Mme [J] [G] a été en arrêt de travail du 6 octobre 2021 au 18 février 2022.
À l’occasion de la visite de reprise du 10 février 2022, le médecin du travail a estimé que son état de santé était compatible avec la reprise à son poste, mais a recommandé de ne pas l’affecter dans les secteurs avec port de charges lourdes répétées (secteur boissons +/- droguerie, parfumerie, hygiène).
Par courrier du 9 juin 2022, la SASU [1] a convoqué Mme [J] [G] à un entretien préalable à son éventuel licenciement, fixé au 17 juin 2022, et l’a mise à pied à titre conservatoire.
Par lettre recommandée avec accusé de réception du 21 juin 2022, la SASU [1] a licencié Mme [J] [G] pour faute grave, lui reprochant des prises de pauses non autorisées, des retards, des départs anticipés et une productivité insuffisante.
C’est dans ces conditions que Mme [J] [G] a saisi le conseil de prud’hommes de Dôle, qui a rendu le jugement entrepris le 18 novembre 2024.
MOTIFS
1- Sur la demande d’indemnisation pour manquement de l’employeur à son obligation de sécurité':
Aux termes de l’article L. 4121-1 du code du travail, dans sa rédaction issue de l’ordonnance n° 2017-1389 du 22 septembre 2017, l’employeur prend les mesures nécessaires pour assurer la sécurité et protéger la santé physique et mentale des travailleurs.
Ces mesures comprennent:
1) des actions de prévention des risques professionnels,
2) des actions d’information et de formation,
3) la mise en place d’une organisation et de moyens adaptés.

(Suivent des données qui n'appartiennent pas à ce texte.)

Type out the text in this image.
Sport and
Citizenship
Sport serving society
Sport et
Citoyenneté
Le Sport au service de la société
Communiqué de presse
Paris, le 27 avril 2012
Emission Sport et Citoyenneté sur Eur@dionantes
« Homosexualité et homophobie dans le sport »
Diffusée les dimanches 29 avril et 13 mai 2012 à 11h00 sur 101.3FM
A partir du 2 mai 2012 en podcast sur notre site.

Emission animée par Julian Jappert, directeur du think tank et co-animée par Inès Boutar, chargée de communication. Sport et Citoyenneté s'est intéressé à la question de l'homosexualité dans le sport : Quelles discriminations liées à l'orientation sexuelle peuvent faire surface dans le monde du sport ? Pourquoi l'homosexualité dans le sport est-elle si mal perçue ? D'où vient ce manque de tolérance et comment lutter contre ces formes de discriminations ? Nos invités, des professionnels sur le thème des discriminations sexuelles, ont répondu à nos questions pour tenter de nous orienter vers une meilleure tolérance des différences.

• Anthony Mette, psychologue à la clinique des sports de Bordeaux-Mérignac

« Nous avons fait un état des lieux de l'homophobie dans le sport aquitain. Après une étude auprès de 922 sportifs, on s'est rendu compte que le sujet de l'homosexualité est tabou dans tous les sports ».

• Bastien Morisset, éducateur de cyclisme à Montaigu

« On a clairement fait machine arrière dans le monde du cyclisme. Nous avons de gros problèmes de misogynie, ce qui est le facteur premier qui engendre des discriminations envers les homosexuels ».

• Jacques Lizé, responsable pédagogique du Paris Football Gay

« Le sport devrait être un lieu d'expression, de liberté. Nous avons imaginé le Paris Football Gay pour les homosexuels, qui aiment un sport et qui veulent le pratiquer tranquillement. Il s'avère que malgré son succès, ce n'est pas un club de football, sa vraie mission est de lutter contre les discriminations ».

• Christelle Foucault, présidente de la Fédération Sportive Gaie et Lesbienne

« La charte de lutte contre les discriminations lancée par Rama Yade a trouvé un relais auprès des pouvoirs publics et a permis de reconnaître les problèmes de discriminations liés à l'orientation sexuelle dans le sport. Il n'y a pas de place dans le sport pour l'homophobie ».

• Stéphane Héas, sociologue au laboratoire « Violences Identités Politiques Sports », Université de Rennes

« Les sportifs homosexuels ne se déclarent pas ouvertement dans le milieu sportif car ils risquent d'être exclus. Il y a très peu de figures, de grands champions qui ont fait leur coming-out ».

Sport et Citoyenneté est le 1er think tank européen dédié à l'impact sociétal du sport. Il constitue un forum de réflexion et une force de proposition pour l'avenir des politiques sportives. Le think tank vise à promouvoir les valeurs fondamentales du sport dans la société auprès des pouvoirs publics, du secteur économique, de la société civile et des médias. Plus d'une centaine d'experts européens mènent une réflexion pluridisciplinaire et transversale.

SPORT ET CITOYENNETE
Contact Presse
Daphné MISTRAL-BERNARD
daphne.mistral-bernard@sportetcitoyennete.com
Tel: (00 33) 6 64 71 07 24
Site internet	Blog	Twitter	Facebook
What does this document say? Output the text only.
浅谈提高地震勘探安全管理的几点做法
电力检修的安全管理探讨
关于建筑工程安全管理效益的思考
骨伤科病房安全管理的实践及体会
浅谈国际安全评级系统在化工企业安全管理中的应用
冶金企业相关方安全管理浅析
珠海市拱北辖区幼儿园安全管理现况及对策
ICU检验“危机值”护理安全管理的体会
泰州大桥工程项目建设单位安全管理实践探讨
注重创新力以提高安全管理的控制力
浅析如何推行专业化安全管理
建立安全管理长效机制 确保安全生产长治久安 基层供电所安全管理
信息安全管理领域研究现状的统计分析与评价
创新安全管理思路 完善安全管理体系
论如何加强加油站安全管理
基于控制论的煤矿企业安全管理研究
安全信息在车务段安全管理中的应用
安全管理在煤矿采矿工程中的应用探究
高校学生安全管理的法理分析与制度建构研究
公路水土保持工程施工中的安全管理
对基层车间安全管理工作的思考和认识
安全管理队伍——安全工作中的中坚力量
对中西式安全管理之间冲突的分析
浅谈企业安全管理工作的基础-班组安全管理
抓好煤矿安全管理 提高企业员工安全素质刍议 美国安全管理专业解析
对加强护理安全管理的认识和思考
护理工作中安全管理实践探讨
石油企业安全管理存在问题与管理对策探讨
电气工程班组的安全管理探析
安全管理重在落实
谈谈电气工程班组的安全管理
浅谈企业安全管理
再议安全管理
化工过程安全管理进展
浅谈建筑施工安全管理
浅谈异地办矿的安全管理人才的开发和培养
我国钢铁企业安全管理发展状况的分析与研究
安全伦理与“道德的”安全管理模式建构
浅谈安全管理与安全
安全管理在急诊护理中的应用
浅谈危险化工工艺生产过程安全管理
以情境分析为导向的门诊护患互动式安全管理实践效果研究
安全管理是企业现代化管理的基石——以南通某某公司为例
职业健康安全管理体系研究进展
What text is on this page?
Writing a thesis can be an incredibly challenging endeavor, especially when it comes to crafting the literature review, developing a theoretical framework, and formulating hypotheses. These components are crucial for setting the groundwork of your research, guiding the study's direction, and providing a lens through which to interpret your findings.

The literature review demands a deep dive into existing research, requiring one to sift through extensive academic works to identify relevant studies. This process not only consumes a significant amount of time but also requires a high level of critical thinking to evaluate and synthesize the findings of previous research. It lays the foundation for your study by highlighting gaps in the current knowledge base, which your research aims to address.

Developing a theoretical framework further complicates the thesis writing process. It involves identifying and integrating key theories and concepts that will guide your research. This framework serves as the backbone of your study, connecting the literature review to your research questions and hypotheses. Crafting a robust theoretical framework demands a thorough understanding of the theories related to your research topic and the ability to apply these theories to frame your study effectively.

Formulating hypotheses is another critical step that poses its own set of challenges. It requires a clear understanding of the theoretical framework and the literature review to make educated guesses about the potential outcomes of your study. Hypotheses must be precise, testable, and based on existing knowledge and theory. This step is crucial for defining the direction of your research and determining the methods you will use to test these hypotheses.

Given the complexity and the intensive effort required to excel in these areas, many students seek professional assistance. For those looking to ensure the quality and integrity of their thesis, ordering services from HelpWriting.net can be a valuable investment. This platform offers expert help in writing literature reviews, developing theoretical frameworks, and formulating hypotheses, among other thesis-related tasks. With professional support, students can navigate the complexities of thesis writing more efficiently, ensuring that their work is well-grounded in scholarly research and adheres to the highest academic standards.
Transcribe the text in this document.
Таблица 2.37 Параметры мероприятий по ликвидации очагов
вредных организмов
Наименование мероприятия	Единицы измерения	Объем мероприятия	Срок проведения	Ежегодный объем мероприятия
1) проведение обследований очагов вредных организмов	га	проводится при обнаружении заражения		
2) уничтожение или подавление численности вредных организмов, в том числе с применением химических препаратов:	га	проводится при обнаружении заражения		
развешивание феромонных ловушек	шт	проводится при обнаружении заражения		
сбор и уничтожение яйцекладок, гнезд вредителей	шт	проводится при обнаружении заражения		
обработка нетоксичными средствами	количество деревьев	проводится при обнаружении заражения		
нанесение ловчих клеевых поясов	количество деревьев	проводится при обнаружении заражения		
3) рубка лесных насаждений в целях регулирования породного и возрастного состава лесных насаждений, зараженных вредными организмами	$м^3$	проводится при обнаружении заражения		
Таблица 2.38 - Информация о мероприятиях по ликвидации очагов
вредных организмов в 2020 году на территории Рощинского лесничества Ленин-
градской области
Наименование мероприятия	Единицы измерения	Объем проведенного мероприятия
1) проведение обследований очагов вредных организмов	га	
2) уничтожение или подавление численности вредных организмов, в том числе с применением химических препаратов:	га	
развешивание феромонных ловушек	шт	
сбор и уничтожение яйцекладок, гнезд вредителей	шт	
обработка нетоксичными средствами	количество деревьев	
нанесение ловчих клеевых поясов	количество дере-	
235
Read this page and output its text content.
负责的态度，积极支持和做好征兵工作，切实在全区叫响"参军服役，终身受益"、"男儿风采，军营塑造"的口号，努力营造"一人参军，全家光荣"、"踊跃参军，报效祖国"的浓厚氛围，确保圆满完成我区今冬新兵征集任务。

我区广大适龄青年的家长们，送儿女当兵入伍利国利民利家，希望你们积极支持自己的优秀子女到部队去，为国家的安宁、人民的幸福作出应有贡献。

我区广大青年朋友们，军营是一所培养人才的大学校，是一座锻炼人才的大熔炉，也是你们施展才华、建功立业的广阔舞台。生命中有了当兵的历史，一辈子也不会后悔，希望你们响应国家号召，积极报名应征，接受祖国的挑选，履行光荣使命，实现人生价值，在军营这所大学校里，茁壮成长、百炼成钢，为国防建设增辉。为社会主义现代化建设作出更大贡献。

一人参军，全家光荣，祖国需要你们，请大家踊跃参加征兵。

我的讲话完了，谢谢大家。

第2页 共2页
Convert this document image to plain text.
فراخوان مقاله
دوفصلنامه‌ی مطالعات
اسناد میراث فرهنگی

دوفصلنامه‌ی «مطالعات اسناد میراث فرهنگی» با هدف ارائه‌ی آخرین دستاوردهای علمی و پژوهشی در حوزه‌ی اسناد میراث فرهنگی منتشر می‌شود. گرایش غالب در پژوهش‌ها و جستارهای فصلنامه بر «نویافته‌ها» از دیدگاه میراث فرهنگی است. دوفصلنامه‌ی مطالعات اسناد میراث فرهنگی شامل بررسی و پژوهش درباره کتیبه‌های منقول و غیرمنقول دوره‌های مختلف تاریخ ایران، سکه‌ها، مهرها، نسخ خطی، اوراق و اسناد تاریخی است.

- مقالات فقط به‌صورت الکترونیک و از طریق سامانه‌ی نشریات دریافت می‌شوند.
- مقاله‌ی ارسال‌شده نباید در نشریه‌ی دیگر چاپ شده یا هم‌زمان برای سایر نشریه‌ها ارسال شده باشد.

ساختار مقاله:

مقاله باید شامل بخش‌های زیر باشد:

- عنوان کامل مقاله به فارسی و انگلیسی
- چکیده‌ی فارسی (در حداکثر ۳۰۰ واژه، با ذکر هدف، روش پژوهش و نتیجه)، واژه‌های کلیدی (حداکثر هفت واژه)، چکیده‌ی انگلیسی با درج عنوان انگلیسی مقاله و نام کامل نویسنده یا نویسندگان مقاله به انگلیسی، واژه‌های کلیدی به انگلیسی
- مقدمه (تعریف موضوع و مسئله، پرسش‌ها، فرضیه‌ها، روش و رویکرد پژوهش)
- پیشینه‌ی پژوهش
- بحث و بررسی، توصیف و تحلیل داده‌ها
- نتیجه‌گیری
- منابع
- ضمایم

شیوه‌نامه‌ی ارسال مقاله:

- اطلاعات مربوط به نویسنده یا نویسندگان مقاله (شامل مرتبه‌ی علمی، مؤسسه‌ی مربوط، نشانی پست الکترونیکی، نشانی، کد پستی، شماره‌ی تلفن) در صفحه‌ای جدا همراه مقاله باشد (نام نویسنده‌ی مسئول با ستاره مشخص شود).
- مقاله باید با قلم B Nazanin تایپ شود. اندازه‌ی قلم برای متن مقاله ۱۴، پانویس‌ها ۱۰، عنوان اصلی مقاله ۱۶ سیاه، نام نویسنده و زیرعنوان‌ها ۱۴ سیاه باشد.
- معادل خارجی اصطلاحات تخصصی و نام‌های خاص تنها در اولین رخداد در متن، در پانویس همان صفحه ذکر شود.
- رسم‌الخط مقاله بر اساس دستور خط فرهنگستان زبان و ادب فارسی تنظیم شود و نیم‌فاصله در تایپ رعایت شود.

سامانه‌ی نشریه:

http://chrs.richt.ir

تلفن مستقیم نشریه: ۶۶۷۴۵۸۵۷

L’employeur veille à l’adaptation de ces mesures pour tenir compte du changement des circonstances et tendre à l’amélioration des situations existantes.
L’article L.'4121-2 du code du travail détermine les principes généraux de prévention sur le fondement desquels ces mesures doivent être mises en 'uvre.
Il en résulte que constitue une faute contractuelle engageant la responsabilité de l’employeur le fait d’exposer un salarié à un danger sans avoir pris toutes les mesures prévues par les textes susvisés, alors que l’employeur doit assurer l’effectivité de l’obligation de sécurité qui lui incombe en matière de protection de la santé et de la sécurité des travailleurs dans l’entreprise.
L’employeur a néanmoins la possibilité de s’exonérer de sa responsabilité en justifiant avoir pris toutes les mesures prévues par les articles L. 4121-1 et L. 4121-2 du code du travail. (Soc. 25 novembre 2015, pourvoi n° 14-24.444)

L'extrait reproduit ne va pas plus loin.